Content just isn’t enough and readers prefer to get their news online from multiple sources. So content isn’t your King on the chess board. It’s probably not even your Queen. That’s hard for a lot of journalists or editors to fully understand. Some think those changes diminish what they do and what they’ve dedicated their working lives to do well. That’s an emotional reaction to the profound changes in our business. In fact, those changes make journalism a far more creative craft than it has ever been and a far more exciting place to be. In this world, context becomes King, not content. The environment you create to enhance and extend your core journalism by harnessing the intelligence and participation of your readers is what counts. As Jeffrey Rayport, a former Harvard B-school prof and a friend of mine, puts it: “Content and brand are table stakes today. The main game is to engage users directly in authentic, compelling, loyalty-inducing site contexts.”
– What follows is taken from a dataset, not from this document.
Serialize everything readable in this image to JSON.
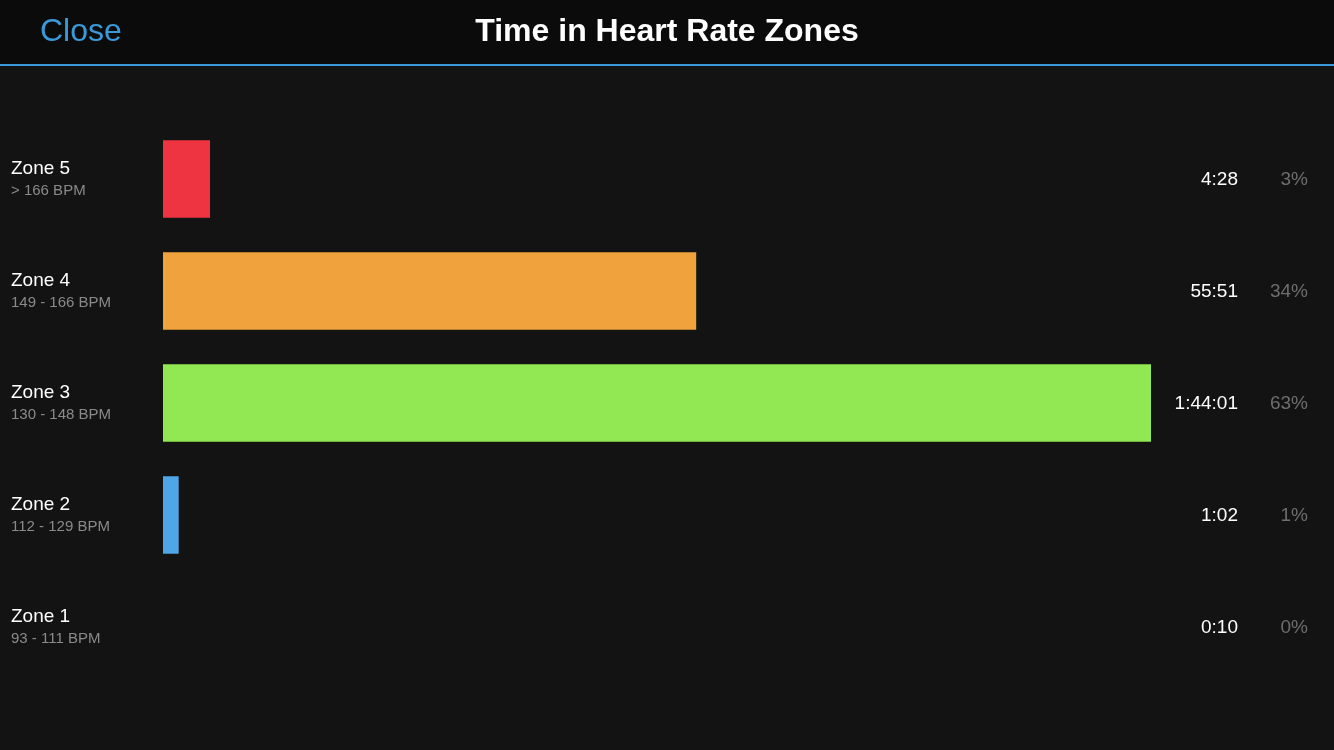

Let me put it a different way. By and large, journalists and editors are product-centric. They think this business is still all about stories as products. They pour a lot of energy and intelligence in those stories to get them to be as good as possible. But truth is, they rarely think of the reader in shaping those stories. We need to move from a product-centric view of the world to an audience-centric mindset. That takes me back to all our reader engagement initiatives. Mike Shatzkin, the head of a consulting firm called Idea Logical, says it best: “In the future,” he says, “you will not monetize ‘content;’ you will use content as a tool to monetize ‘community.’”

If you're not trying new ways to engage your audience and co-create your products with them all the time, you're missing the point. Tools are important, but ideas and willingness are far more essential.

As far as I’m concerned, you can’t create meaningful reader engagement by simply putting an off-the-shelf piece of technology on your site. It’s about people, not technology. So if you’re not really committed to this, it won’t happen—it’s a real mindset change that requires a lot of handcrafting. Software isn’t going to have a conversation with your readers, and software isn’t going to accept story ideas and report and write them. That’s the job of editors and writers who need to fully embrace their audience. The collaboration that results from this embrace will really change the game.